La Tribune - Comment abordez-vous l'innovation ?

Jacques-Thierry Monti - Sur ce sujet, nous ne sommes ni atypiques, ni originaux. Comme toute entreprise qui regarde devant, l'innovation est un facteur différenciant pour ce qui concerne la compétitivité nationale ou internationale mais aussi par rapport aux pays émergeants. L'industrie doit embrasser les nouvelles technologies et les nouveaux services. C'est une question de performance.

Le regard porté sur les startups a-t-il changé ?

Il y a un changement fort de regard, historiquement les startups étaient plutôt vues comme des éléments qui nous intéressaient et que l'on pouvait contrôler. On a renversé cela. Aujourd'hui nous les accompagnons. Les startups nous chamboulent par leur regard. Nous voulons saisir leur créativité pour faire bouger nos lignes. Cependant nous avons encore un chemin à mener. Nous ne sommes pas au bout de ce tout que nous pouvons faire ensemble, il existe une richesse à exploiter. La relation avec les startups est un processus continu.

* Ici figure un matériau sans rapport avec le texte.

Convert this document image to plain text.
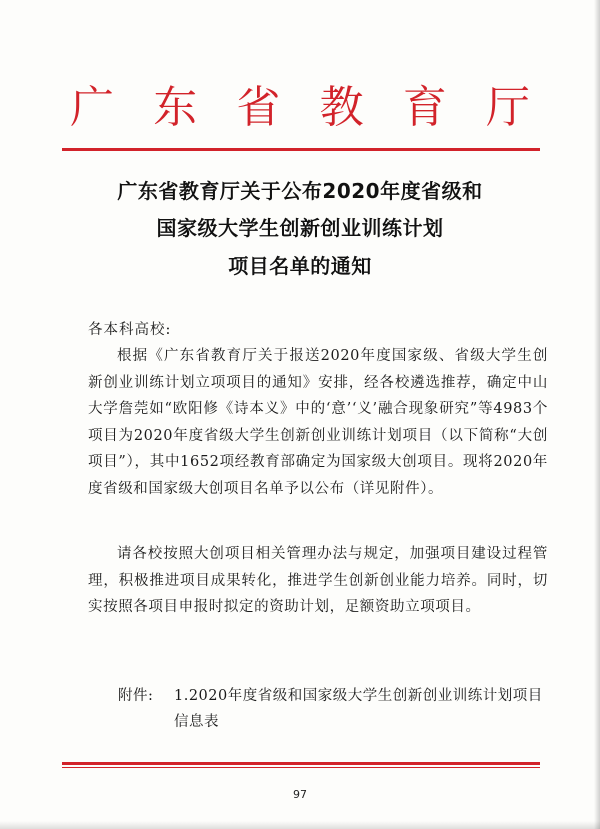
广 东 省 教 育 厅
广东省教育厅关于公布2020年度省级和
国家级大学生创新创业训练计划
项目名单的通知
各本科高校:
根据《广东省教育厅关于报送2020年度国家级、省级大学生创新创业训练计划立项项目的通知》安排，经各校遴选推荐，确定中山大学詹莞如“欧阳修《诗本义》中的‘意’‘义’融合现象研究”等4983个项目为2020年度省级大学生创新创业训练计划项目（以下简称“大创项目”），其中1652项经教育部确定为国家级大创项目。现将2020年度省级和国家级大创项目名单予以公布（详见附件）。
请各校按照大创项目相关管理办法与规定，加强项目建设过程管理，积极推进项目成果转化，推进学生创新创业能力培养。同时，切实按照各项目申报时拟定的资助计划，足额资助立项项目。
附件: 1.2020年度省级和国家级大学生创新创业训练计划项目信息表
97
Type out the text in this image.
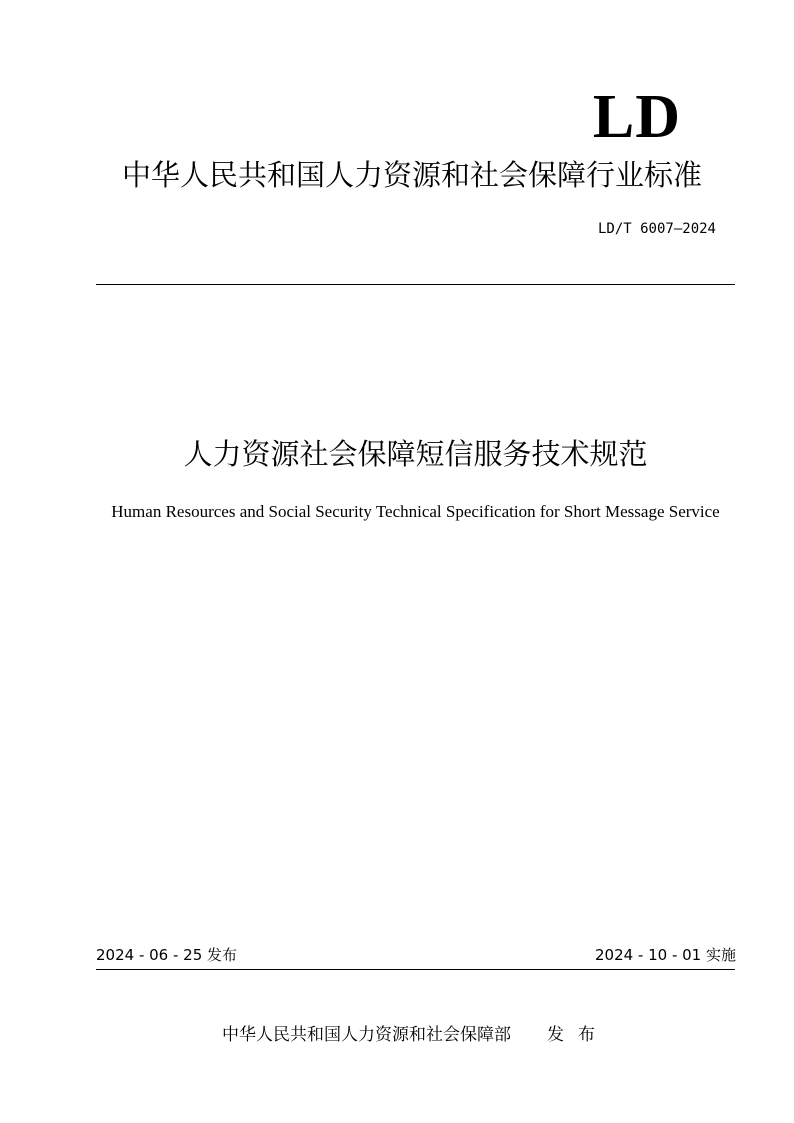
LD
中华人民共和国人力资源和社会保障行业标准
LD/T 6007—2024
人力资源社会保障短信服务技术规范
Human Resources and Social Security Technical Specification for Short Message Service
2024 - 06 - 25 发布	2024 - 10 - 01 实施
中华人民共和国人力资源和社会保障部 发布
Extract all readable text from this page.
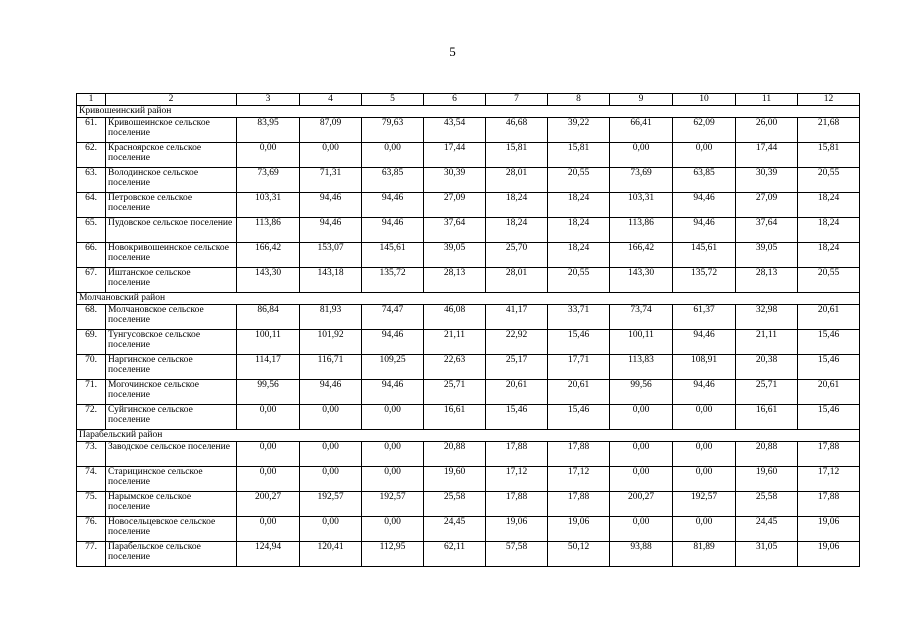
5
1	2	3	4	5	6	7	8	9	10	11	12
Кривошеинский район											
61.	Кривошеинское сельское поселение	83,95	87,09	79,63	43,54	46,68	39,22	66,41	62,09	26,00	21,68
62.	Красноярское сельское поселение	0,00	0,00	0,00	17,44	15,81	15,81	0,00	0,00	17,44	15,81
63.	Володинское сельское поселение	73,69	71,31	63,85	30,39	28,01	20,55	73,69	63,85	30,39	20,55
64.	Петровское сельское поселение	103,31	94,46	94,46	27,09	18,24	18,24	103,31	94,46	27,09	18,24
65.	Пудовское сельское поселение	113,86	94,46	94,46	37,64	18,24	18,24	113,86	94,46	37,64	18,24
66.	Новокривошеинское сельское поселение	166,42	153,07	145,61	39,05	25,70	18,24	166,42	145,61	39,05	18,24
67.	Иштанское сельское поселение	143,30	143,18	135,72	28,13	28,01	20,55	143,30	135,72	28,13	20,55
Молчановский район											
68.	Молчановское сельское поселение	86,84	81,93	74,47	46,08	41,17	33,71	73,74	61,37	32,98	20,61
69.	Тунгусовское сельское поселение	100,11	101,92	94,46	21,11	22,92	15,46	100,11	94,46	21,11	15,46
70.	Наргинское сельское поселение	114,17	116,71	109,25	22,63	25,17	17,71	113,83	108,91	20,38	15,46
71.	Могочинское сельское поселение	99,56	94,46	94,46	25,71	20,61	20,61	99,56	94,46	25,71	20,61
72.	Суйгинское сельское поселение	0,00	0,00	0,00	16,61	15,46	15,46	0,00	0,00	16,61	15,46
Парабельский район											
73.	Заводское сельское поселение	0,00	0,00	0,00	20,88	17,88	17,88	0,00	0,00	20,88	17,88
74.	Старицинское сельское поселение	0,00	0,00	0,00	19,60	17,12	17,12	0,00	0,00	19,60	17,12
75.	Нарымское сельское поселение	200,27	192,57	192,57	25,58	17,88	17,88	200,27	192,57	25,58	17,88
76.	Новосельцевское сельское поселение	0,00	0,00	0,00	24,45	19,06	19,06	0,00	0,00	24,45	19,06
77.	Парабельское сельское поселение	124,94	120,41	112,95	62,11	57,58	50,12	93,88	81,89	31,05	19,06
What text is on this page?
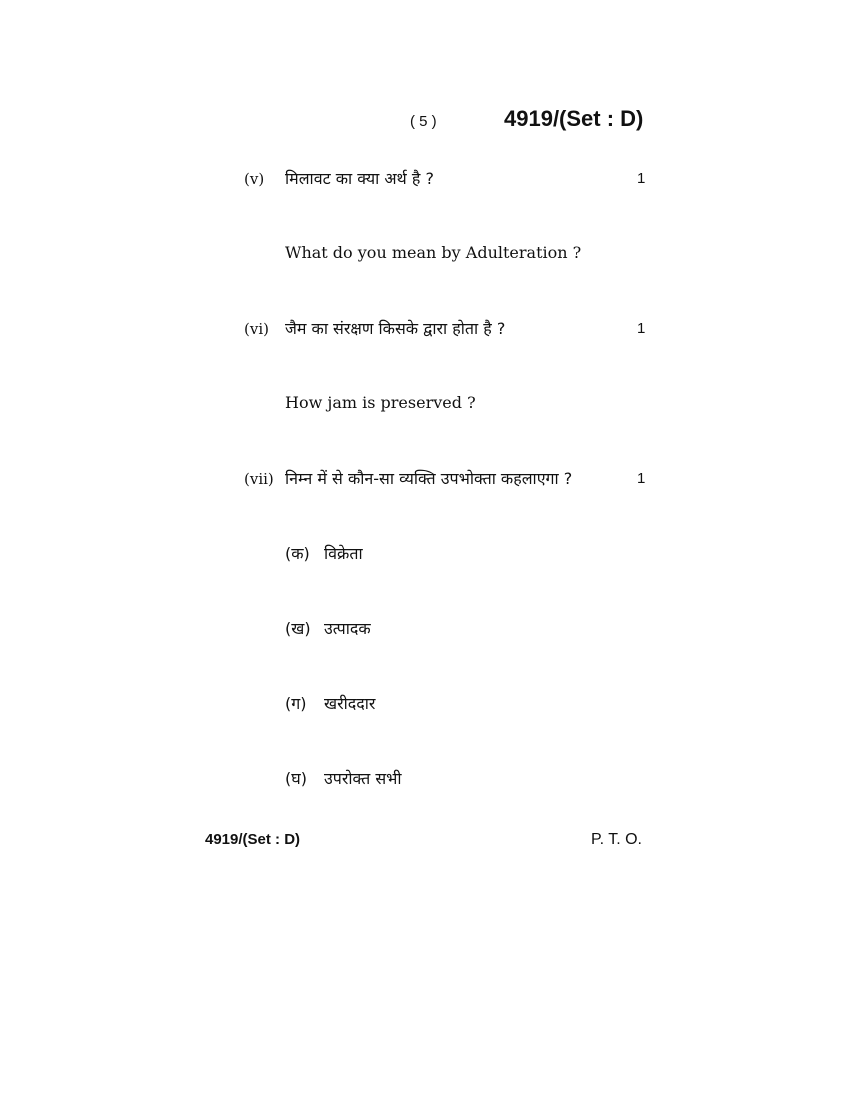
( 5 )	4919/(Set : D)
(v) मिलावट का क्या अर्थ है ?	1
What do you mean by Adulteration ?
(vi) जैम का संरक्षण किसके द्वारा होता है ?	1
How jam is preserved ?
(vii) निम्न में से कौन-सा व्यक्ति उपभोक्ता कहलाएगा ?	1
(क) विक्रेता
(ख) उत्पादक
(ग) खरीददार
(घ) उपरोक्त सभी
4919/(Set : D)	P. T. O.
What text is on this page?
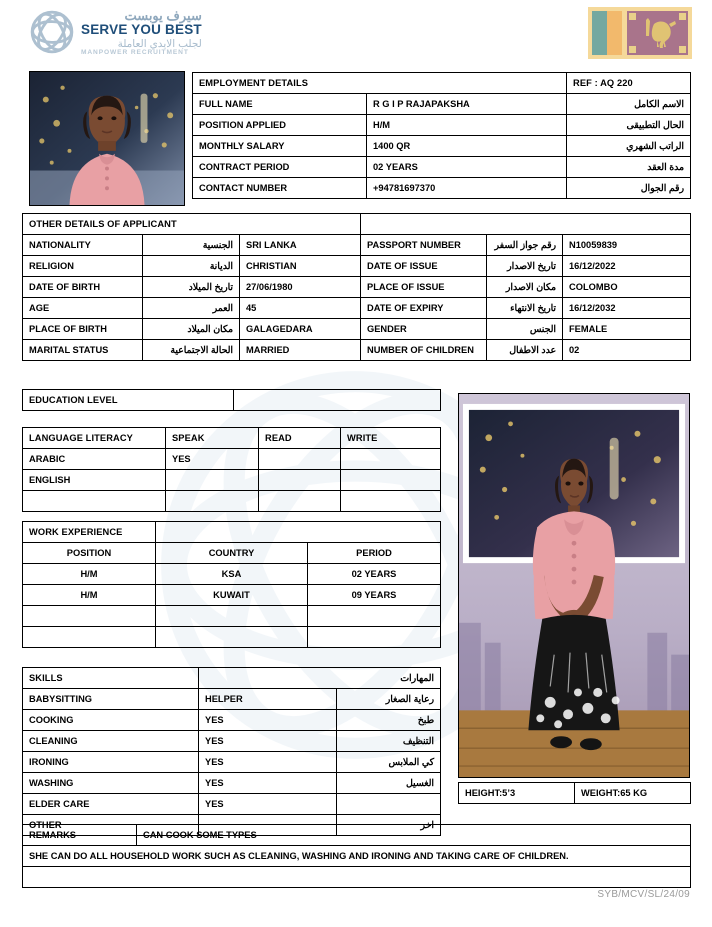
سيرف يوبست
SERVE YOU BEST
لجلب الايدي العاملة
MANPOWER RECRUITMENT
EMPLOYMENT DETAILS		REF : AQ 220
FULL NAME	R G I P RAJAPAKSHA	الاسم الكامل
POSITION APPLIED	H/M	الحال التطبيقى
MONTHLY SALARY	1400 QR	الراتب الشهري
CONTRACT PERIOD	02 YEARS	مدة العقد
CONTACT NUMBER	+94781697370	رقم الجوال
OTHER DETAILS OF APPLICANT					
NATIONALITY	الجنسية	SRI LANKA	PASSPORT NUMBER	رقم جواز السفر	N10059839
RELIGION	الديانة	CHRISTIAN	DATE OF ISSUE	تاريخ الاصدار	16/12/2022
DATE OF BIRTH	تاريخ الميلاد	27/06/1980	PLACE OF ISSUE	مكان الاصدار	COLOMBO
AGE	العمر	45	DATE OF EXPIRY	تاريخ الانتهاء	16/12/2032
PLACE OF BIRTH	مكان الميلاد	GALAGEDARA	GENDER	الجنس	FEMALE
MARITAL STATUS	الحالة الاجتماعية	MARRIED	NUMBER OF CHILDREN	عدد الاطفال	02
EDUCATION LEVEL	
LANGUAGE LITERACY	SPEAK	READ	WRITE
ARABIC	YES		
ENGLISH			

WORK EXPERIENCE		
POSITION	COUNTRY	PERIOD
H/M	KSA	02 YEARS
H/M	KUWAIT	09 YEARS

SKILLS	المهارات	
BABYSITTING	HELPER	رعاية الصغار
COOKING	YES	طبخ
CLEANING	YES	التنظيف
IRONING	YES	كي الملابس
WASHING	YES	الغسيل
ELDER CARE	YES	
OTHER		اخر
HEIGHT:5’3	WEIGHT:65 KG
REMARKS	CAN COOK SOME TYPES
SHE CAN DO ALL HOUSEHOLD WORK SUCH AS CLEANING, WASHING AND IRONING AND TAKING CARE OF CHILDREN.

SYB/MCV/SL/24/09
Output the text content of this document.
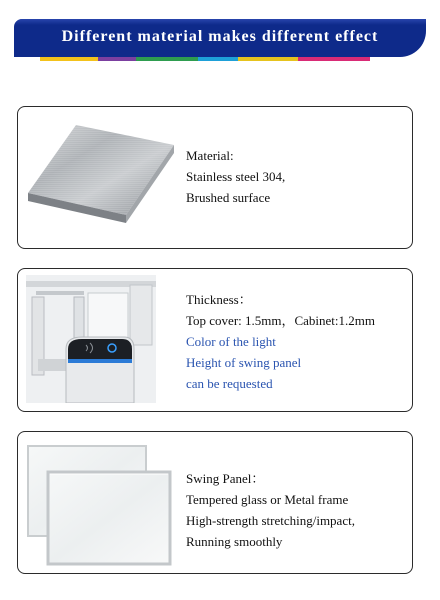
Different material makes different effect
Material:
Stainless steel 304,
Brushed surface
Thickness：
Top cover: 1.5mm，Cabinet:1.2mm
Color of the light
Height of swing panel
can be requested
Swing Panel：
Tempered glass or Metal frame
High-strength stretching/impact,
Running smoothly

Nous sommes sollicités autour des structures que nous accompagnons comme les pépinières ou les incubateurs. Mais elles-mêmes devraient nous solliciter plus spontanément, bien qu'elles aient, il est vrai, la tête dans le guidon. Leur préoccupation est d'avoir des références. Il est logique que nous leur tendions les bras. Une référence obtenue avec un grand groupe produit un effet domino. C'est là où nous, grand groupe, avons une responsabilité.

Quelle est l'ambition d'EDF Nouveaux Business, l'entité accolée au groupe ?

Elle répond à la volonté d'accompagner les startups en prévoyant un investissement de 40 M€ dans 10 projets en deux ans. Mais aussi un permettant l'émergence de co-entreprises. Sans oublier la dimension d'intraprenariat, c'est-à-dire mettre le pied à l'étirer à des idées qui naissent en interne. Nous devons avoir la capacité à saisir les démarches individuelles pour que chacun se sente acteur du développement de son entreprise. Nous y parviendrons si nous travaillons de façon étendue. Le MedinLab que nous lançons le 9 avril prochain à Marseille est justement un totem que nous voulons mettre à disposition de l'externe, du territoire, des étudiants, des entreprises...

Le concours EDF Pulse - qui d'abord été une initiative PACA avant de devenir un exercice national - fait partie d'EDF Nouveaux Business. Qu'en attendez-vous ?

L'édition 2018 s'attache à deux thèmes généraux que sont l'énergie de demain et l'industrie du futur. Deux startups seront primées. Mais nous avons introduit une nouveauté, avec un prix Open innovation qui doit répondre aux besoins des métiers d'EDF. Les lauréats se verront proposer un POC conduit et pris en charge financièrement par les directions métiers concernés. Nous avons une richesse forte en France. Il faut savoir donner pour recevoir.

Après la French Tech, voici la French Fab qui promeut l'innovation dans l'industrie. Est-ce indispensable ?

C'est important. L'industrie souffre d'un déficit d'image. Il faut que l'on renverse cela, que l'on montre que les nouvelles technologies servent aussi l'industrie. L'industrie s'est transformée, les compétences ont évolué. Un pays sans industrie n'est pas un pays compétitif.